A crise entre Caracas e Washington ganhou um novo capítulo após o presidente venezuelano, Nicolás Maduro, anunciar a mobilização de 4,5 milhões de milicianos em todo o território nacional. A decisão ocorre dias depois de os Estados Unidos dobrarem a recompensa pela captura do líder chavista, que agora chega a 50 milhões de dólares, e ampliarem a presença militar no Caribe em operações contra o narcotráfico.

O anúncio foi apresentado como parte de um “plano de paz”, mas, na prática, representa a militarização da sociedade civil venezuelana em resposta ao cerco internacional.

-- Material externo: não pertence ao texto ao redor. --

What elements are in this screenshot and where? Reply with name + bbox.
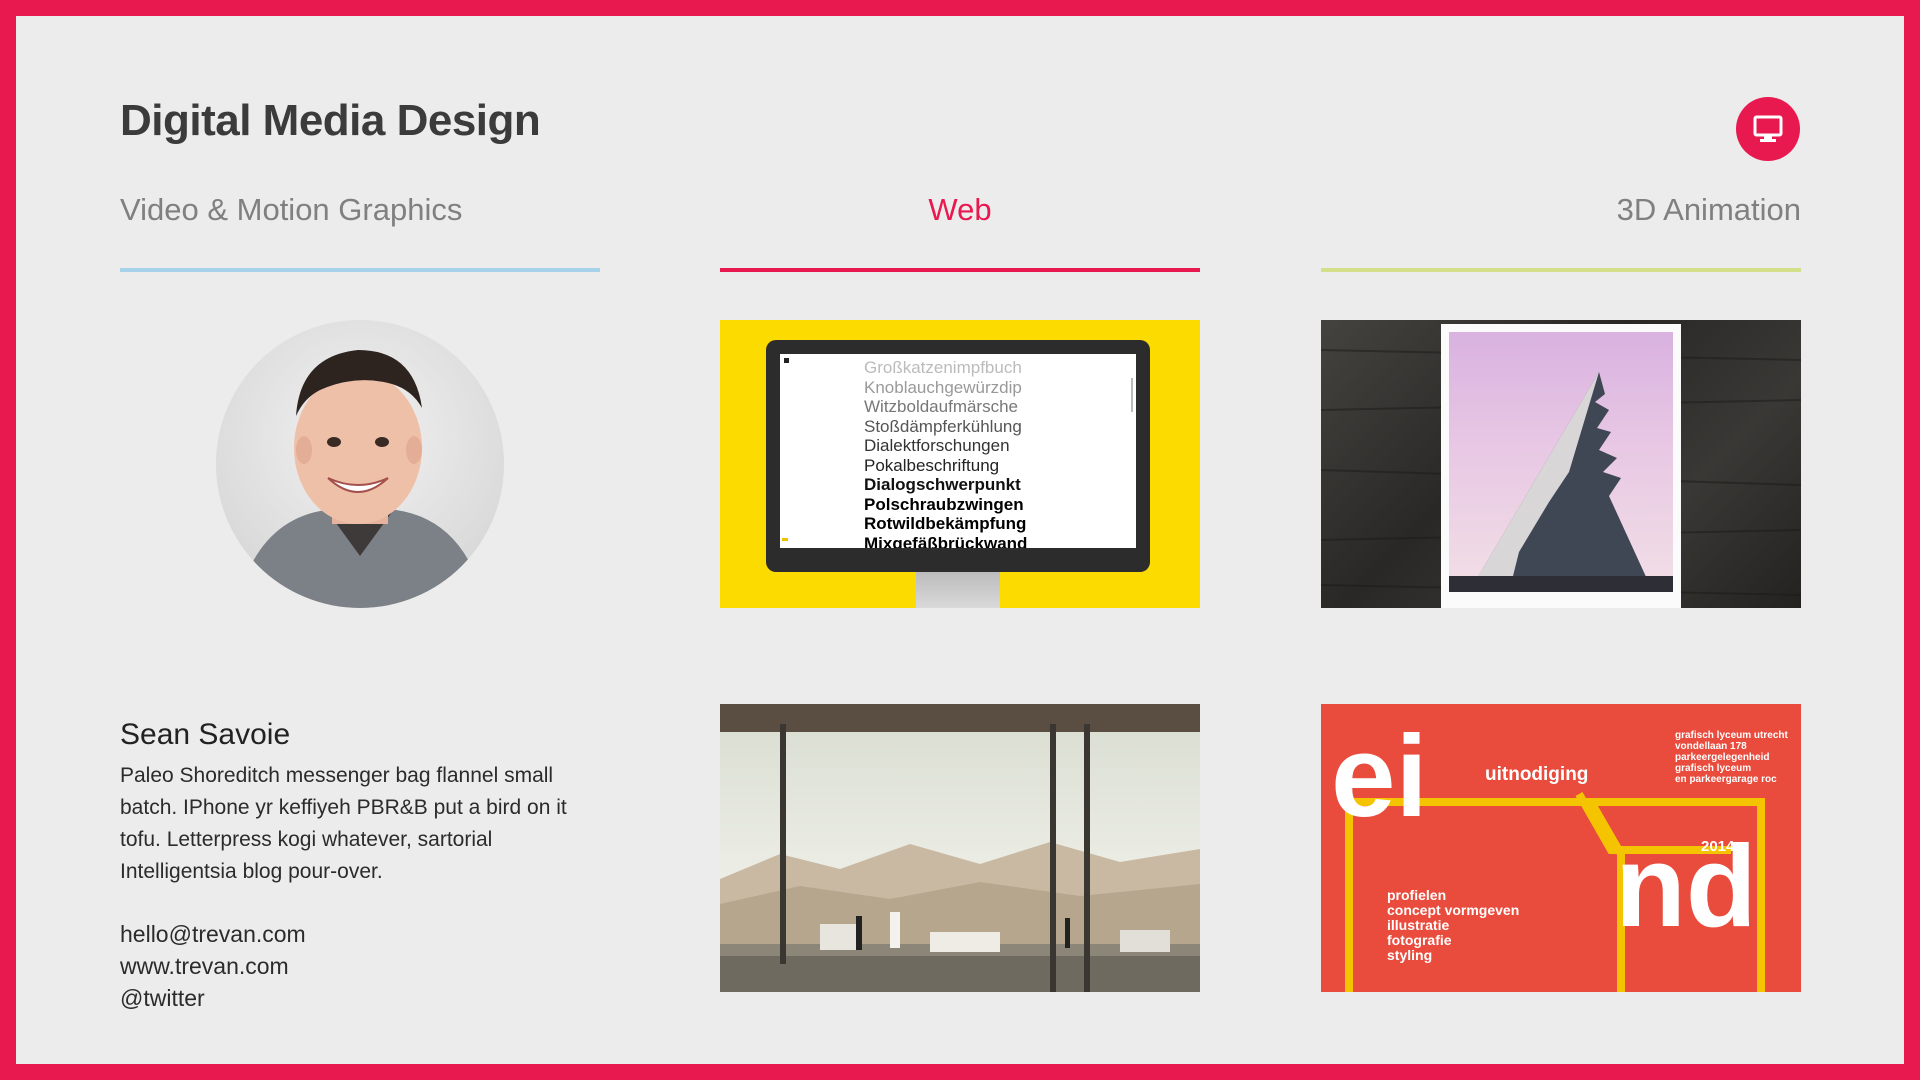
imac-screen: Großkatzenimpfbuch Knoblauchgewürzdip Wi… — [780, 354, 1136, 548]
poster-headline-nd: nd — [1615, 821, 1757, 951]
tab-3d-animation[interactable]: 3D Animation — [1321, 188, 1801, 274]
scrollbar[interactable] — [1131, 378, 1133, 412]
tab-label: Web — [928, 192, 992, 227]
poster-item: profielen — [1387, 887, 1447, 903]
poster-address-line: vondellaan 178 — [1675, 741, 1747, 752]
portfolio-thumb-invitation-poster[interactable]: ei nd uitnodiging 2014 grafisch lyceum u… — [1321, 704, 1801, 992]
tab-label: 3D Animation — [1616, 192, 1801, 227]
specimen-word: Großkatzenimpfbuch — [864, 358, 1022, 377]
mountain-poster — [1441, 324, 1681, 608]
marker-icon — [782, 538, 788, 541]
tab-web[interactable]: Web — [720, 188, 1200, 274]
portfolio-thumb-desert-illustration[interactable] — [720, 704, 1200, 992]
poster-address-line: parkeergelegenheid — [1675, 752, 1770, 763]
twitter-link[interactable]: @twitter — [120, 982, 306, 1014]
profile-name: Sean Savoie — [120, 718, 291, 751]
page-title: Digital Media Design — [120, 96, 541, 145]
poster-address-line: grafisch lyceum utrecht — [1675, 730, 1788, 741]
specimen-word: Dialogschwerpunkt — [864, 475, 1021, 494]
specimen-word: Knoblauchgewürzdip — [864, 377, 1022, 397]
tab-underline — [1321, 268, 1801, 272]
poster-item: illustratie — [1387, 917, 1450, 933]
specimen-word: Witzboldaufmärsche — [864, 397, 1019, 416]
specimen-word: Pokalbeschriftung — [864, 455, 1000, 475]
contact-list: hello@trevan.com www.trevan.com @twitter — [120, 918, 306, 1014]
poster-item: concept vormgeven — [1387, 902, 1520, 918]
tab-label: Video & Motion Graphics — [120, 192, 463, 227]
portfolio-thumb-mountain-poster[interactable] — [1321, 320, 1801, 608]
specimen-word: Dialektforschungen — [864, 436, 1010, 455]
poster-art — [1449, 332, 1673, 592]
poster-address-line: grafisch lyceum — [1675, 763, 1752, 774]
tab-underline — [120, 268, 600, 272]
poster-item: styling — [1387, 947, 1433, 963]
avatar — [216, 320, 504, 608]
specimen-word: Rotwildbekämpfung — [864, 514, 1027, 533]
poster-item-list: profielen concept vormgeven illustratie … — [1387, 888, 1519, 963]
website-link[interactable]: www.trevan.com — [120, 950, 306, 982]
specimen-word: Mixgefäßbrückwand — [864, 533, 1028, 549]
specimen-word-list: Großkatzenimpfbuch Knoblauchgewürzdip Wi… — [864, 358, 1027, 548]
email-link[interactable]: hello@trevan.com — [120, 918, 306, 950]
tab-video-motion-graphics[interactable]: Video & Motion Graphics — [120, 188, 600, 274]
poster-address: grafisch lyceum utrecht vondellaan 178 p… — [1675, 730, 1788, 785]
tab-underline — [720, 268, 1200, 272]
specimen-word: Polschraubzwingen — [864, 494, 1024, 514]
portfolio-thumb-web-typography[interactable]: Großkatzenimpfbuch Knoblauchgewürzdip Wi… — [720, 320, 1200, 608]
imac-display: Großkatzenimpfbuch Knoblauchgewürzdip Wi… — [766, 340, 1150, 572]
specimen-word: Stoßdämpferkühlung — [864, 416, 1022, 436]
poster-invite-label: uitnodiging — [1485, 764, 1589, 785]
desert-scene — [720, 704, 1200, 992]
poster-address-line: en parkeergarage roc — [1675, 774, 1777, 785]
monitor-icon — [1753, 115, 1783, 142]
app-frame: Digital Media Design Video & Motion Grap… — [16, 16, 1904, 1064]
poster-headline-ei: ei — [1331, 711, 1428, 841]
profile-bio: Paleo Shoreditch messenger bag flannel s… — [120, 764, 567, 883]
poster-year: 2014 — [1701, 838, 1735, 855]
imac-stand — [916, 572, 1000, 608]
poster-item: fotografie — [1387, 932, 1452, 948]
monitor-button[interactable] — [1736, 97, 1800, 161]
site-logo-icon — [784, 358, 789, 363]
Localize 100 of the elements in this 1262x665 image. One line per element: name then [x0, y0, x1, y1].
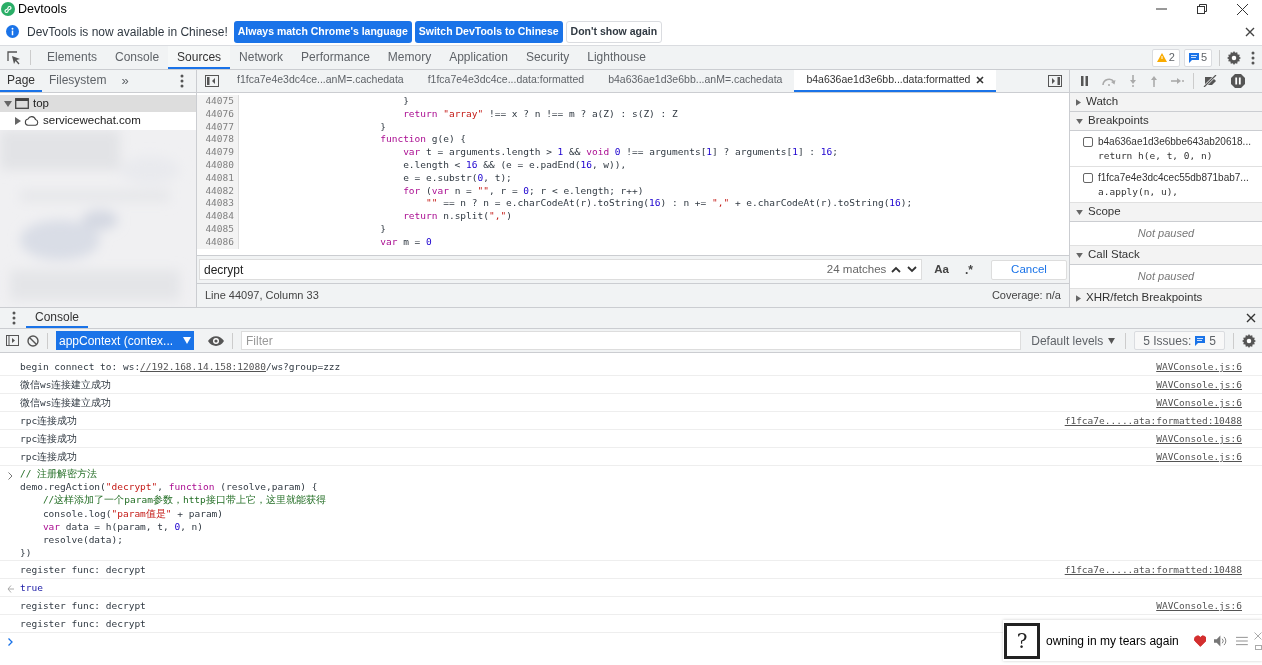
section-header[interactable]: Call Stack	[1070, 246, 1262, 265]
close-icon[interactable]	[1246, 313, 1256, 323]
messages-counter[interactable]: 5	[1183, 48, 1212, 67]
tree-item[interactable]: top	[0, 95, 196, 112]
tree-item[interactable]: servicewechat.com	[0, 112, 196, 129]
warnings-counter[interactable]: 2	[1151, 48, 1180, 67]
line-number: 44084	[197, 210, 239, 223]
heart-icon[interactable]	[1193, 634, 1207, 647]
close-icon[interactable]	[1245, 26, 1255, 37]
pause-on-exceptions-icon[interactable]	[1231, 74, 1245, 88]
cancel-button[interactable]: Cancel	[991, 259, 1067, 280]
console-message: register func: decrypt	[20, 617, 146, 632]
panel-tab[interactable]: Memory	[378, 46, 441, 69]
next-match-icon[interactable]	[907, 266, 918, 273]
section-header[interactable]: Scope	[1070, 203, 1262, 222]
editor-tab[interactable]: f1fca7e4e3dc4ce...anM=.cachedata	[225, 70, 416, 92]
cloud-icon	[24, 115, 39, 126]
panel-tab[interactable]: Sources	[168, 46, 231, 69]
more-icon[interactable]	[180, 74, 184, 88]
app-logo-icon	[1, 2, 15, 16]
source-link[interactable]: f1fca7e.....ata:formatted:10488	[1064, 562, 1242, 578]
console-message: begin connect to: ws://192.168.14.158:12080/ws?group=zzz	[20, 360, 341, 374]
console-message: rpc连接成功	[20, 450, 78, 464]
infobar-button[interactable]: Don't show again	[565, 20, 663, 43]
collapse-arrow-icon	[1076, 98, 1081, 106]
clear-console-icon[interactable]	[27, 334, 39, 347]
source-link[interactable]: WAVConsole.js:6	[1156, 449, 1242, 464]
info-message: DevTools is now available in Chinese!	[27, 23, 228, 41]
toggle-navigator-icon[interactable]	[205, 75, 219, 87]
console-input-line: resolve(data);	[41, 533, 124, 547]
panel-tab[interactable]: Console	[106, 46, 169, 69]
panel-tab[interactable]: Network	[230, 46, 293, 69]
more-icon[interactable]	[1251, 50, 1255, 65]
code-line: var m = 0	[379, 235, 432, 249]
source-link[interactable]: WAVConsole.js:6	[1156, 598, 1242, 614]
filter-field[interactable]: Filter	[241, 331, 1022, 350]
previous-match-icon[interactable]	[891, 266, 902, 273]
source-link[interactable]: WAVConsole.js:6	[1156, 395, 1242, 410]
panel-tab[interactable]: Performance	[292, 46, 379, 69]
expand-arrow-icon	[1076, 252, 1083, 258]
console-input-line: console.log("param值是" + param)	[41, 506, 225, 520]
deactivate-breakpoints-icon[interactable]	[1203, 75, 1218, 87]
regex-button[interactable]: .*	[961, 260, 977, 279]
editor-tab[interactable]: f1fca7e4e3dc4ce...data:formatted	[415, 70, 597, 92]
panel-tab[interactable]: Elements	[38, 46, 107, 69]
close-icon[interactable]	[976, 76, 985, 84]
search-field[interactable]: decrypt 24 matches	[199, 259, 923, 280]
console-message: 微信ws连接建立成功	[20, 396, 112, 410]
editor-tab[interactable]: b4a636ae1d3e6bb...anM=.cachedata	[596, 70, 795, 92]
source-link[interactable]: WAVConsole.js:6	[1156, 377, 1242, 392]
source-link[interactable]: f1fca7e.....ata:formatted:10488	[1064, 413, 1242, 428]
expand-arrow-icon	[1076, 209, 1083, 215]
more-icon[interactable]	[12, 311, 16, 325]
panel-tab[interactable]: Lighthouse	[578, 46, 655, 69]
input-prompt-icon	[7, 472, 13, 480]
code-line: }	[379, 120, 386, 134]
checkbox[interactable]	[1083, 173, 1093, 183]
inspect-icon[interactable]	[7, 50, 21, 65]
code-line: "" == n ? n = e.charCodeAt(r).toString(16) : n += "," + e.charCodeAt(r).toString(16);	[425, 197, 913, 211]
pause-icon[interactable]	[1080, 76, 1089, 86]
expand-arrow-icon[interactable]	[4, 100, 12, 107]
match-case-button[interactable]: Aa	[928, 260, 955, 279]
playlist-icon[interactable]	[1236, 635, 1248, 646]
panel-tab[interactable]: Security	[516, 46, 579, 69]
restore-icon[interactable]	[1197, 4, 1207, 14]
code-line: e.length < 16 && (e = e.padEnd(16, w)),	[402, 159, 627, 172]
context-dropdown[interactable]: appContext (contex...	[56, 331, 194, 350]
levels-dropdown[interactable]: Default levels	[1029, 331, 1118, 350]
infobar-button[interactable]: Always match Chrome's language	[233, 20, 412, 43]
issues-button[interactable]: 5 Issues: 5	[1134, 331, 1225, 350]
toggle-debugger-icon[interactable]	[1048, 75, 1062, 87]
info-icon	[6, 25, 19, 38]
navigator-tab[interactable]: Filesystem	[42, 70, 114, 92]
message-count: 5	[1200, 50, 1207, 66]
settings-icon[interactable]	[1227, 50, 1241, 65]
editor-tab[interactable]: b4a636ae1d3e6bb...data:formatted	[794, 70, 997, 92]
console-input-line: var data = h(param, t, 0, n)	[41, 519, 205, 533]
console-message: register func: decrypt	[20, 599, 146, 614]
code-line: var t = arguments.length > 1 && void 0 !== arguments[1] ? arguments[1] : 16;	[402, 146, 838, 159]
coverage-status: Coverage: n/a	[991, 288, 1061, 304]
frame-icon	[15, 98, 29, 109]
source-link[interactable]: WAVConsole.js:6	[1156, 431, 1242, 446]
infobar-button[interactable]: Switch DevTools to Chinese	[414, 20, 563, 43]
section-header[interactable]: Watch	[1070, 93, 1262, 112]
album-art: ?	[1004, 622, 1040, 659]
section-header[interactable]: Breakpoints	[1070, 112, 1262, 131]
navigator-tab[interactable]: Page	[0, 70, 43, 92]
volume-icon[interactable]	[1214, 634, 1228, 647]
panel-tab[interactable]: Application	[440, 46, 517, 69]
checkbox[interactable]	[1083, 137, 1093, 147]
sidebar-toggle-icon[interactable]	[6, 335, 19, 346]
section-header[interactable]: XHR/fetch Breakpoints	[1070, 289, 1262, 307]
source-link[interactable]: WAVConsole.js:6	[1156, 359, 1242, 374]
collapse-arrow-icon[interactable]	[15, 116, 21, 125]
code-line: function g(e) {	[379, 133, 467, 147]
eye-icon[interactable]	[208, 335, 224, 346]
window-title: Devtools	[18, 0, 67, 18]
settings-icon[interactable]	[1242, 333, 1256, 348]
more-tabs-button[interactable]: »	[113, 70, 137, 92]
close-icon[interactable]	[1237, 3, 1248, 15]
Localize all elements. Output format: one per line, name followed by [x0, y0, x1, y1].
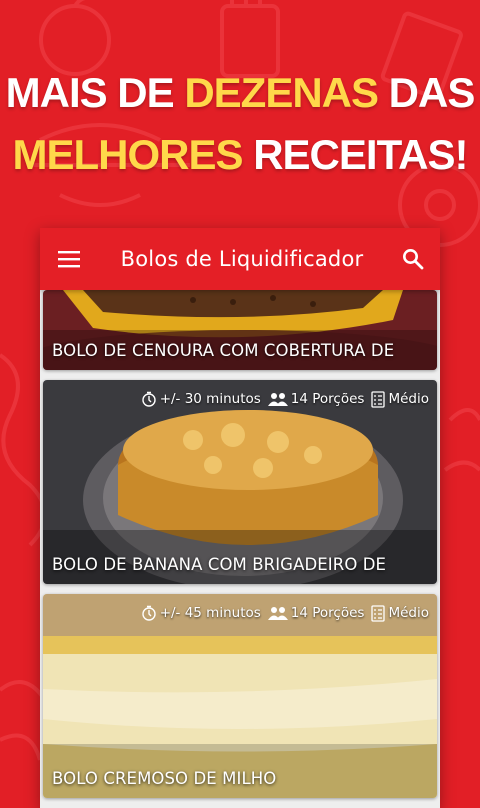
timer-icon	[141, 605, 156, 621]
promo-highlight: MELHORES	[12, 131, 244, 178]
recipe-servings: 14 Porções	[290, 391, 365, 407]
promo-text: MAIS DE	[5, 69, 185, 116]
recipe-difficulty: Médio	[388, 391, 429, 407]
recipe-servings: 14 Porções	[290, 605, 365, 621]
app-screen: Bolos de Liquidificador BOLO DE CENOURA …	[40, 228, 440, 808]
recipe-time: +/- 45 minutos	[159, 605, 261, 621]
recipe-card[interactable]: BOLO DE CENOURA COM COBERTURA DE	[43, 290, 437, 370]
recipe-difficulty: Médio	[388, 605, 429, 621]
recipe-title: BOLO DE BANANA COM BRIGADEIRO DE	[52, 555, 387, 574]
timer-icon	[141, 391, 156, 407]
promo-line-2: MELHORES RECEITAS!	[0, 124, 480, 186]
recipe-time: +/- 30 minutos	[159, 391, 261, 407]
promo-text: RECEITAS!	[242, 131, 468, 178]
search-button[interactable]	[386, 228, 440, 290]
checklist-icon	[371, 605, 386, 622]
menu-button[interactable]	[40, 228, 98, 290]
recipe-title: BOLO CREMOSO DE MILHO	[52, 769, 277, 788]
app-bar: Bolos de Liquidificador	[40, 228, 440, 290]
promo-line-1: MAIS DE DEZENAS DAS	[0, 62, 480, 124]
menu-icon	[58, 251, 80, 268]
people-icon	[267, 393, 288, 406]
recipe-photo	[43, 594, 437, 798]
promo-highlight: DEZENAS	[184, 69, 379, 116]
people-icon	[267, 607, 288, 620]
search-icon	[403, 249, 424, 270]
recipe-card[interactable]: +/- 45 minutos 14 Porções Médio BOLO CRE…	[43, 594, 437, 798]
recipe-photo	[43, 380, 437, 584]
promo-text: DAS	[378, 69, 476, 116]
recipe-meta: +/- 45 minutos 14 Porções Médio	[141, 604, 429, 622]
checklist-icon	[371, 391, 386, 408]
recipe-meta: +/- 30 minutos 14 Porções Médio	[141, 390, 429, 408]
app-bar-title: Bolos de Liquidificador	[120, 247, 364, 271]
recipe-card[interactable]: +/- 30 minutos 14 Porções Médio BOLO DE …	[43, 380, 437, 584]
recipe-title: BOLO DE CENOURA COM COBERTURA DE	[52, 341, 395, 360]
promo-headline: MAIS DE DEZENAS DAS MELHORES RECEITAS!	[0, 62, 480, 186]
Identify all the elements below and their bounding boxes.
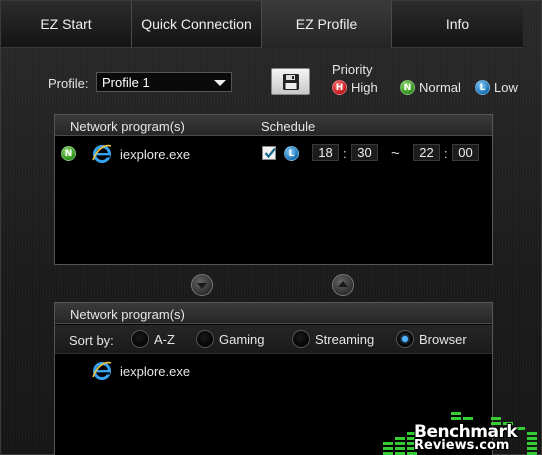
arrow-up-icon bbox=[338, 281, 348, 287]
arrow-down-icon bbox=[197, 283, 207, 289]
tab-label: EZ Start bbox=[40, 16, 92, 32]
watermark-line2: Reviews.com bbox=[414, 438, 510, 453]
sort-label: Sort by: bbox=[69, 333, 114, 348]
panel-header: Network program(s) bbox=[55, 303, 492, 324]
move-down-button[interactable] bbox=[191, 274, 213, 296]
end-minute-field[interactable]: 00 bbox=[452, 144, 479, 161]
radio-button[interactable] bbox=[131, 330, 149, 348]
column-header-program: Network program(s) bbox=[70, 307, 185, 322]
program-name: iexplore.exe bbox=[120, 364, 191, 379]
internet-explorer-icon bbox=[92, 361, 112, 380]
priority-title: Priority bbox=[332, 62, 373, 77]
priority-legend-normal: N Normal bbox=[400, 80, 461, 95]
sort-option-label: Gaming bbox=[219, 331, 265, 347]
profile-label: Profile: bbox=[48, 76, 89, 91]
sort-option-az[interactable]: A-Z bbox=[131, 330, 175, 348]
range-separator: ~ bbox=[391, 145, 400, 162]
sort-option-browser[interactable]: Browser bbox=[396, 330, 467, 348]
tab-label: EZ Profile bbox=[295, 16, 358, 32]
priority-legend-label: Normal bbox=[419, 80, 461, 95]
column-header-program: Network program(s) bbox=[70, 119, 185, 134]
save-button[interactable] bbox=[271, 68, 310, 95]
tab-label: Quick Connection bbox=[141, 16, 252, 32]
floppy-disk-icon bbox=[282, 73, 299, 90]
priority-legend-label: High bbox=[351, 80, 378, 95]
tab-ez-start[interactable]: EZ Start bbox=[1, 1, 132, 48]
normal-priority-icon: N bbox=[400, 80, 415, 95]
time-separator: : bbox=[343, 146, 347, 161]
low-priority-icon: L bbox=[475, 80, 490, 95]
sort-option-label: Browser bbox=[419, 331, 467, 347]
tab-info[interactable]: Info bbox=[392, 1, 523, 48]
low-priority-icon[interactable]: L bbox=[284, 146, 299, 161]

Maduro determinou que os milicianos estejam prontos, armados e distribuídos em zonas rurais, fábricas e centros de trabalho, reforçando a ideia de uma defesa popular.

Nos últimos anos, a Venezuela vive sob forte pressão internacional, com sanções econômicas, acusações de narcoterrorismo e denúncias de fraude eleitoral. Para analistas, a convocação massiva de milicianos pode servir tanto como estratégia de dissuasão militar quanto como ferramenta política para demonstrar apoio interno ao regime.

Enquanto isso, a escalada retórica aumenta a incerteza na região, com risco de agravamento das tensões entre Estados Unidos e Venezuela.